Let’s now print off some of the key words for each of the top-3 topics. For each topic, we will print off the top-10 words with the get_topic_terms() method which will take two arguments: the topic number and the amount of words to return.

for topic in topics[0][:3]:
    terms = lda_model.get_topic_terms(topic[0], 10)
    print(topic)
    for num in terms:
        num = num[0]
        print(num, id2word[num])
    print()
(6, 0.038197085)
733 seriously
1394 boipatong
13 injured
809 left
750 massacre
0 17
284 thirteen
68 people
551 five
406 refused

(15, 0.037302956)
625 campaign
3085 soldiers
226 torture
37 transvaal
7 dispute
1350 military
33 landmine
1224 thrown
711 section
2 anc

(27, 0.5223308)
26 shot
8 fire
21 opened
17 members
23 police
24 sap
13 injured
255 march
58 town
61 1990

These results seem acceptable.

1.5.6. Analyze the Topic Model#

It is often difficult to gauge the quality of a topic model by simply looking at raw output. For these reasons, it is useful to be able to study a model in its entirety. We can do this with PyLDAVis, a library that was designed to display in 2-dimensional space the topics of a topic model and the key words associated with each topic.

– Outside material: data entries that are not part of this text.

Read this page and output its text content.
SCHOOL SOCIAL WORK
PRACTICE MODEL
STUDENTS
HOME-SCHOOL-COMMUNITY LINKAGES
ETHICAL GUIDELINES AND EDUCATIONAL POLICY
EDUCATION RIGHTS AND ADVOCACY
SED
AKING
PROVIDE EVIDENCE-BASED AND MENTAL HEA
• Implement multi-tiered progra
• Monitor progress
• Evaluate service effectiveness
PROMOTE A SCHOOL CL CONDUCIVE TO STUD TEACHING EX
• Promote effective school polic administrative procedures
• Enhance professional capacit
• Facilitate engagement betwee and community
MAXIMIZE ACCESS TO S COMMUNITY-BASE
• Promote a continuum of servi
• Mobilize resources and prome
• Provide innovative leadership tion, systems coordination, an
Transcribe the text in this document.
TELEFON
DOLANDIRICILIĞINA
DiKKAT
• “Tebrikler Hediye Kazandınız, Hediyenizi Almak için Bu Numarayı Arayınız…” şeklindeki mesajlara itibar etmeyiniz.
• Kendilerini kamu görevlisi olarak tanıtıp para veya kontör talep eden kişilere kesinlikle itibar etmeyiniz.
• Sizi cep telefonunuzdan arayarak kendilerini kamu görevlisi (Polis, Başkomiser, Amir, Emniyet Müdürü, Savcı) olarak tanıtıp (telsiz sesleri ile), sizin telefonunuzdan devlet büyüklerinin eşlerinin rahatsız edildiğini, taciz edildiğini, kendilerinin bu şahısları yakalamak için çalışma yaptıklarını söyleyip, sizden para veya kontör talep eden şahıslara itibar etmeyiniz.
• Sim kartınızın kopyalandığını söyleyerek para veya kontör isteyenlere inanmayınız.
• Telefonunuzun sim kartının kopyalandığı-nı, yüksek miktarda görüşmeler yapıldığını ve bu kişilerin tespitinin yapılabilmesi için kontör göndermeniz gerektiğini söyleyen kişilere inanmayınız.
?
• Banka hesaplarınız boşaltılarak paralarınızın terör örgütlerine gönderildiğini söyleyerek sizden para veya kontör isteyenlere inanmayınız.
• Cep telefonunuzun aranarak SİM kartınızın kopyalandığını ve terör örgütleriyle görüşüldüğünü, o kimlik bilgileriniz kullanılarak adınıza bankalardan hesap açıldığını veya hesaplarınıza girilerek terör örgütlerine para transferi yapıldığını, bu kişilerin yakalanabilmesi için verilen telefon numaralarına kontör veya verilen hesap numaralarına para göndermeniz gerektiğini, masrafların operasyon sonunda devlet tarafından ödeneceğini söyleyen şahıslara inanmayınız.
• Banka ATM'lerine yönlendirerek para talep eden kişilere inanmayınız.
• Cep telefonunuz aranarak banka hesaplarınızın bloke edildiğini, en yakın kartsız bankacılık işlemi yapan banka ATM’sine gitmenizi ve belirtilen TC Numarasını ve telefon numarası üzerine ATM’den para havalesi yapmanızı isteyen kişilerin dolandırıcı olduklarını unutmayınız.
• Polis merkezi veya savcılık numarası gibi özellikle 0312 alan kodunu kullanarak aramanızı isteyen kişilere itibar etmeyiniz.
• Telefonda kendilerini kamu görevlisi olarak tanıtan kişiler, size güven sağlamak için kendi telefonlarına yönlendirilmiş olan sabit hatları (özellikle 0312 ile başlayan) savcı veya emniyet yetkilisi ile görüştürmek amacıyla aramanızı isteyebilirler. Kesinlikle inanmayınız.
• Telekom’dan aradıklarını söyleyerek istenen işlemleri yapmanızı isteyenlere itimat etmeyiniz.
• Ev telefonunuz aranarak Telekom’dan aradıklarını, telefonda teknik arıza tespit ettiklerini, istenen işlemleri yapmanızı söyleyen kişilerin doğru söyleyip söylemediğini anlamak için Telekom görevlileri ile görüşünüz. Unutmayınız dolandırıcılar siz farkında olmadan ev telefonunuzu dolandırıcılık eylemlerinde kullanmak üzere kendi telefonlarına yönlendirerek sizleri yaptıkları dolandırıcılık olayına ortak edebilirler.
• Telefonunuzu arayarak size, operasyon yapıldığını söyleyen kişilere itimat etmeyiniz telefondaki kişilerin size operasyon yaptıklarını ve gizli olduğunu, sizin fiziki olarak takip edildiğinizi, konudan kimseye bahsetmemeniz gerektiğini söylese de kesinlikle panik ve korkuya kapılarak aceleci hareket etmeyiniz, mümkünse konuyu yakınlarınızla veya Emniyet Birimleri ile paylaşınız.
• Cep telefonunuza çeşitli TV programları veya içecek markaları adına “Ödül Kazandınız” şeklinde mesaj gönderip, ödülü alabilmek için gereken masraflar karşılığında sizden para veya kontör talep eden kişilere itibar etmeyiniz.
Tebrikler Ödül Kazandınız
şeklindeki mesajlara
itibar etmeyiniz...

vis = pyLDAvis.gensim_models.prepare(lda_model, corpus, id2word, mds="mmds", R=30)
c:\Users\wma22\anaconda3\envs\textbook\lib\site-packages\sklearn\manifold\_mds.py:298: FutureWarning: The default value of `normalized_stress` will change to `'auto'` in version 1.4. To suppress this warning, manually set the value of `normalized_stress`.
  warnings.warn(
vis

Now, we can see all 100 topics plotted in two-dimensional space and we can study the degree to which the words in each topic are unique to that topic when compared with the corpus as as whole.

While useful as a first step to exploring data, we have more powerful ways of clustering documents today. As we will see over the remainder of the chapter, other libraries and approaches that leverage state of the art language models are perhaps better suited to finding and extracting topics from your corpus.